Я слушала вполуха, раздумывая, что могло сподвигнуть фантом появиться. В келье ничего странного не заметила — прогнившая кровать, гримуар в кожаной обертке. Провал во времени? Когда у нас был этот разговор? Лет шесть тому назад, не меньше.
— Это не фантом. Это воспоминание.
Недовольство мужчин друг другом тут же перекинулось на меня. Ламберт иронично вздернул бровь, ожидая продолжения. Как будто оно у меня было.
— Я не знаю, что его вызвало. Мы же не будем здесь стоять и пытаться это выяснить?
Келья. Еще одна келья. Я шла так быстро, что едва не срывалась на бег, стараясь ни в коем случае не вглядываться в темноту. Наконец показалась массивная дверь, ведущая в зал. Пришло время еще раз встретиться с Иштваном, в кого бы он ни превратился.

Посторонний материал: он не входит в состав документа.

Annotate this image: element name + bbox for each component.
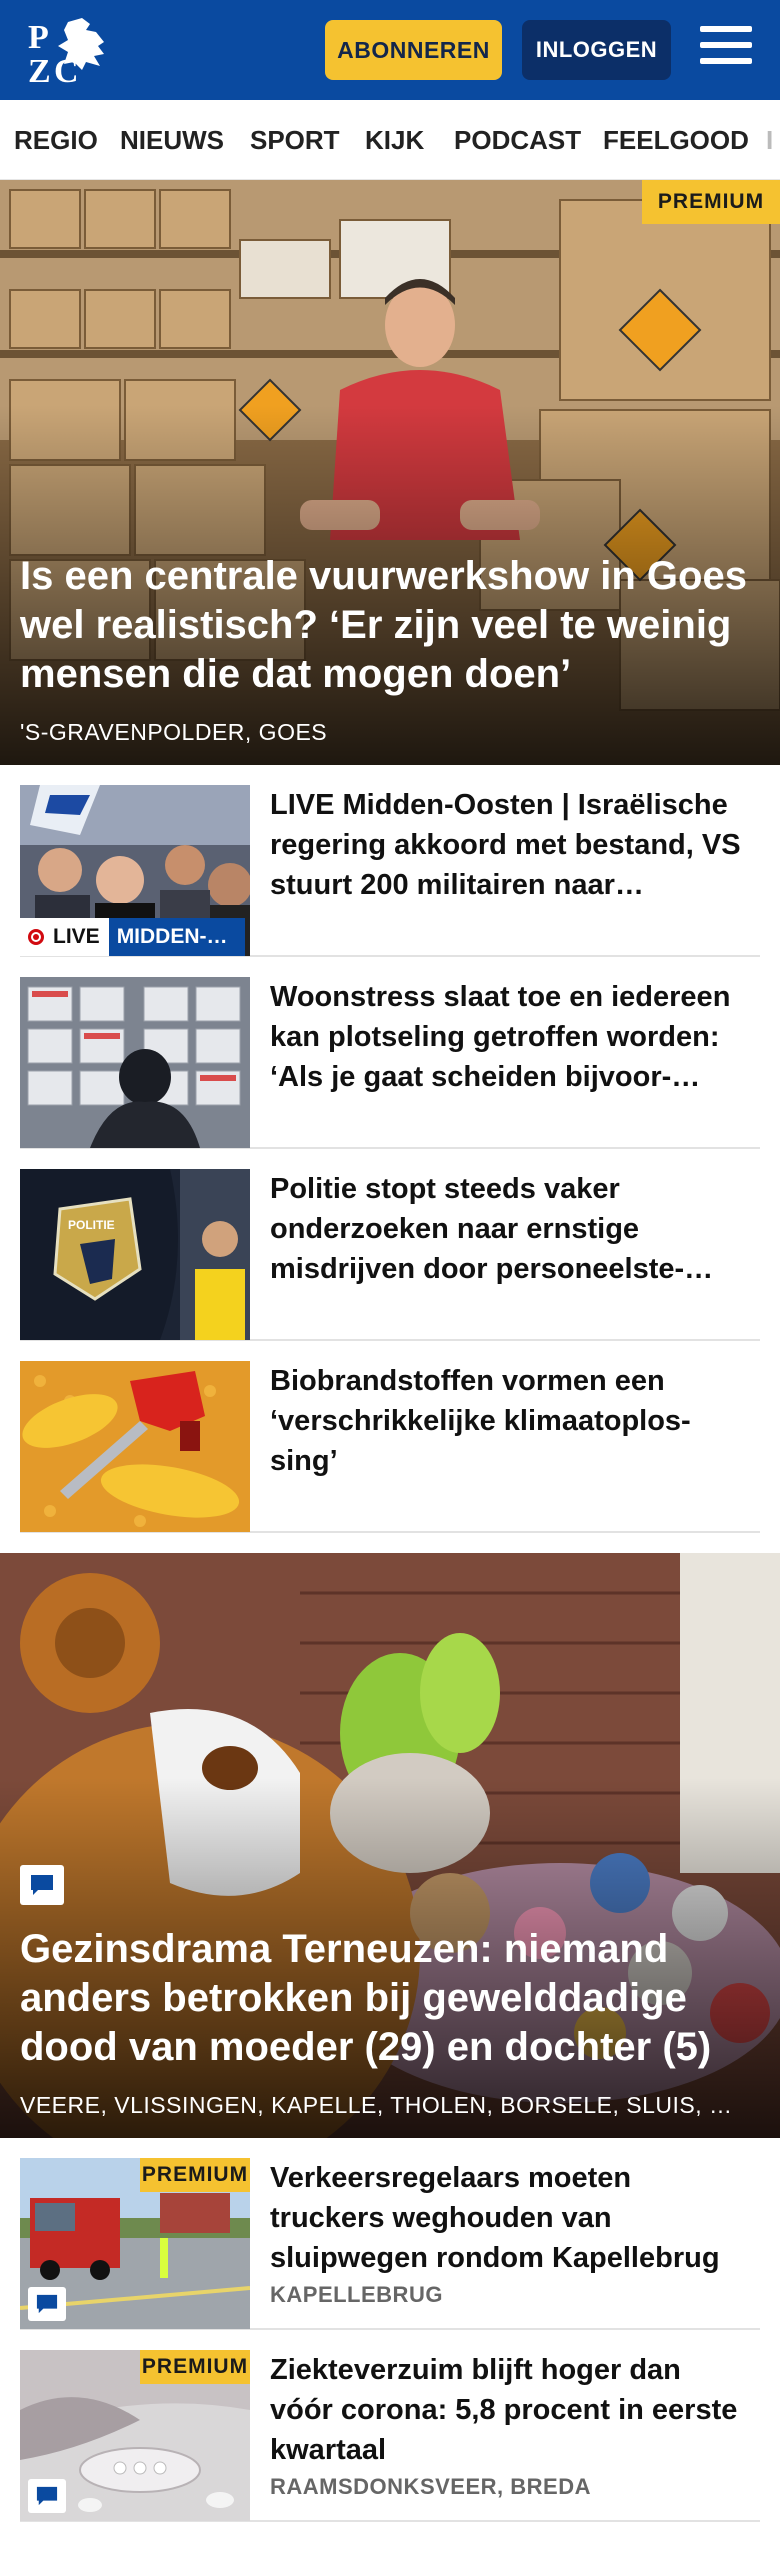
premium-badge: PREMIUM [140, 2350, 250, 2384]
list-item[interactable]: PREMIUM Ziekteverzuim blijft hoger dan v… [20, 2330, 760, 2522]
thumbnail-police: POLITIE [20, 1169, 250, 1340]
comment-icon [20, 1865, 64, 1905]
article-title[interactable]: Ziekteverzuim blijft hoger dan vóór coro… [270, 2350, 750, 2470]
hero-title[interactable]: Gezinsdrama Terneuzen: niemand anders be… [20, 1925, 760, 2072]
list-item[interactable]: Biobrandstoffen vormen een ‘verschrikkel… [20, 1341, 760, 1533]
premium-badge: PREMIUM [642, 180, 780, 224]
list-item[interactable]: POLITIE Politie stopt steeds vaker onder… [20, 1149, 760, 1341]
svg-text:P: P [28, 19, 49, 56]
premium-badge: PREMIUM [140, 2158, 250, 2192]
thumbnail-traffic: PREMIUM [20, 2158, 250, 2329]
category-label: MIDDEN-… [108, 918, 245, 956]
list-item[interactable]: LIVE MIDDEN-… LIVE Midden-Oosten | Israë… [20, 765, 760, 957]
nav-item-overflow[interactable]: I [766, 100, 773, 179]
nav-item-podcast[interactable]: PODCAST [454, 100, 581, 179]
article-title[interactable]: Verkeersregelaars moeten truckers weghou… [270, 2158, 750, 2278]
nav-item-kijk[interactable]: KIJK [365, 100, 424, 179]
live-badge: LIVE MIDDEN-… [20, 918, 245, 956]
live-dot-icon [28, 929, 44, 945]
article-title[interactable]: Biobrandstoffen vormen een ‘verschrikkel… [270, 1361, 750, 1481]
hamburger-menu-icon[interactable] [700, 26, 752, 72]
list-item[interactable]: Woonstress slaat toe en iedereen kan plo… [20, 957, 760, 1149]
nav-item-regio[interactable]: REGIO [14, 100, 98, 179]
hero-title[interactable]: Is een centrale vuurwerkshow in Goes wel… [20, 552, 760, 699]
article-title[interactable]: Politie stopt steeds vaker onderzoeken n… [270, 1169, 750, 1289]
nav-item-feelgood[interactable]: FEELGOOD [603, 100, 749, 179]
hero-location: 'S-GRAVENPOLDER, GOES [20, 719, 328, 745]
hero-location: VEERE, VLISSINGEN, KAPELLE, THOLEN, BORS… [20, 2092, 733, 2118]
nav-item-nieuws[interactable]: NIEUWS [120, 100, 224, 179]
pzc-logo[interactable]: P Z C [24, 12, 114, 90]
hero-article-fireworks[interactable]: PREMIUM Is een centrale vuurwerkshow in … [0, 180, 780, 765]
article-title[interactable]: LIVE Midden-Oosten | Israëlische regerin… [270, 785, 750, 905]
thumbnail-protest: LIVE MIDDEN-… [20, 785, 250, 956]
nav-item-sport[interactable]: SPORT [250, 100, 340, 179]
live-label: LIVE [53, 925, 100, 948]
list-item[interactable]: PREMIUM Verkeersregelaars moeten trucker… [20, 2138, 760, 2330]
article-location: KAPELLEBRUG [270, 2282, 443, 2307]
article-title[interactable]: Woonstress slaat toe en iedereen kan plo… [270, 977, 750, 1097]
subscribe-button[interactable]: ABONNEREN [325, 20, 502, 80]
section-nav: REGIO NIEUWS SPORT KIJK PODCAST FEELGOOD… [0, 100, 780, 180]
top-header: P Z C ABONNEREN INLOGGEN [0, 0, 780, 100]
hero-article-terneuzen[interactable]: Gezinsdrama Terneuzen: niemand anders be… [0, 1553, 780, 2138]
thumbnail-biofuel [20, 1361, 250, 1532]
svg-text:Z: Z [28, 53, 51, 88]
comment-icon [28, 2287, 66, 2321]
thumbnail-housing [20, 977, 250, 1148]
article-location: RAAMSDONKSVEER, BREDA [270, 2474, 591, 2499]
svg-text:POLITIE: POLITIE [68, 1218, 115, 1232]
thumbnail-sick-leave: PREMIUM [20, 2350, 250, 2521]
login-button[interactable]: INLOGGEN [522, 20, 671, 80]
comment-icon [28, 2479, 66, 2513]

Безжизненный зал походил на храм давно забытого бога. Такую ассоциацию вызывали мраморные барельефы, на которых были вылеплены причудливые создания. Скульптор явно вдохновлялся иллюстрациями из гримуаров: одно из существ представляло собой клубок щупалец, каждое из которых заканчивалось зубастой пастью. Взгляда на эти изрыгающие ядовитую слюну челюсти было достаточно, чтобы понять: их обладатель не травку кушает. И все это на кривых, отвратительно тоненьких козлиных ногах.
Я бы этого скульптора с удовольствием отправила на костер. Но никто не знает, кто и кому приказал вылепить эти барельефы — Горменгаст был построен задолго до того, как в нем поселился орден. Никому из нас не хватило смелости разрушить скульптуры. Виной тому подсознательный, никем вслух не высказанный страх: потревожишь даже изображение — и тварь обязательно за это отплатит.
Орган, как и прежде, давил своим готическим великолепием на каждого вошедшего, но за пультом не сидели уже очень давно, судя по слою пыли на клавишах. За прошедшие пять лет в зале все осталось прежним — все, кроме одной детали. И она никак не должна была измениться.
— Лестница наверх. В башню.
Ольгерд непонимающе на меня взглянул, потерев пальцами висок.
— Здесь должна быть лестница наверх, — я указала в сторону статуи. — Но ее нет!
— Украли черти лестницу, — хмыкнул Ламберт. — Ничего нельзя оставить без присмотра.
Я не увидела никаких поводов для иронии. Лестница не могла просто так взять и исчезнуть! Ольгерд чертыхнулся, прижав ладонь к виску. Не думала, что его мучают такие обычные недуги, как головная боль.
— Ольгерд! — уперев руки в бока, поприветствовал его молодой, пышущий здоровьем мужчина с черным чубом. Ад и черти, что ж они так выскакивают из ниоткуда!
Стоявшего на возвышении кафедры мужчину я видела впервые — и судя по его вычурной одежде, к Горменгасту он не имел никакого отношения.
— Ты что, тоже один из этих, фон Эверек? Тебе-то чего призраки чудятся?
Такое выражение на лице Ольгерда я видела впервые. Его словно свело судорогой. Нахмуренные брови, скрежет зубов — на мгновение можно было подумать, что он ненавидит этого мужчину, но… нет. Слишком похоже на боль.
— Нет, я здесь никогда… что Витольд… Милена?! — Ольгерд сжал эфес карабелы так крепко, что костяшки побелели.
— Ты что, опять поддатый? — спросила иллюзия, нахмурив брови и осуждающе покачав головой. — Ну как же так, братишка? Как можно так убиваться из-за бабы?
Витольд не обладал такой красотой, как Ольгерд, но обаяния в нем было с Великое Море. Удивительно живое, подвижное лицо и огонек в зеленых глазах. По сравнению с ним Ольгерд выглядел чурбаном.
— Найди, что вызывает эту иллюзию, и уничтожь.
Иллюзия… Я подошла к тому месту, где должна была быть лестница, и постаралась нащупать ступеньки. Моя рука легла на прохладный камень. В яблочко!
— Да понял я, понял, великая любовь! Ольгерд, но послушай ты меня… братец… она выходит замуж за другого. Если бы со мной что-то случилось… Да моя бы дорогу ко мне прогрызла, но не пошла бы под венец по указке родителей!
Да, лестница здесь. Кто-то или что-то намеренно играет с нами, вызывая видения.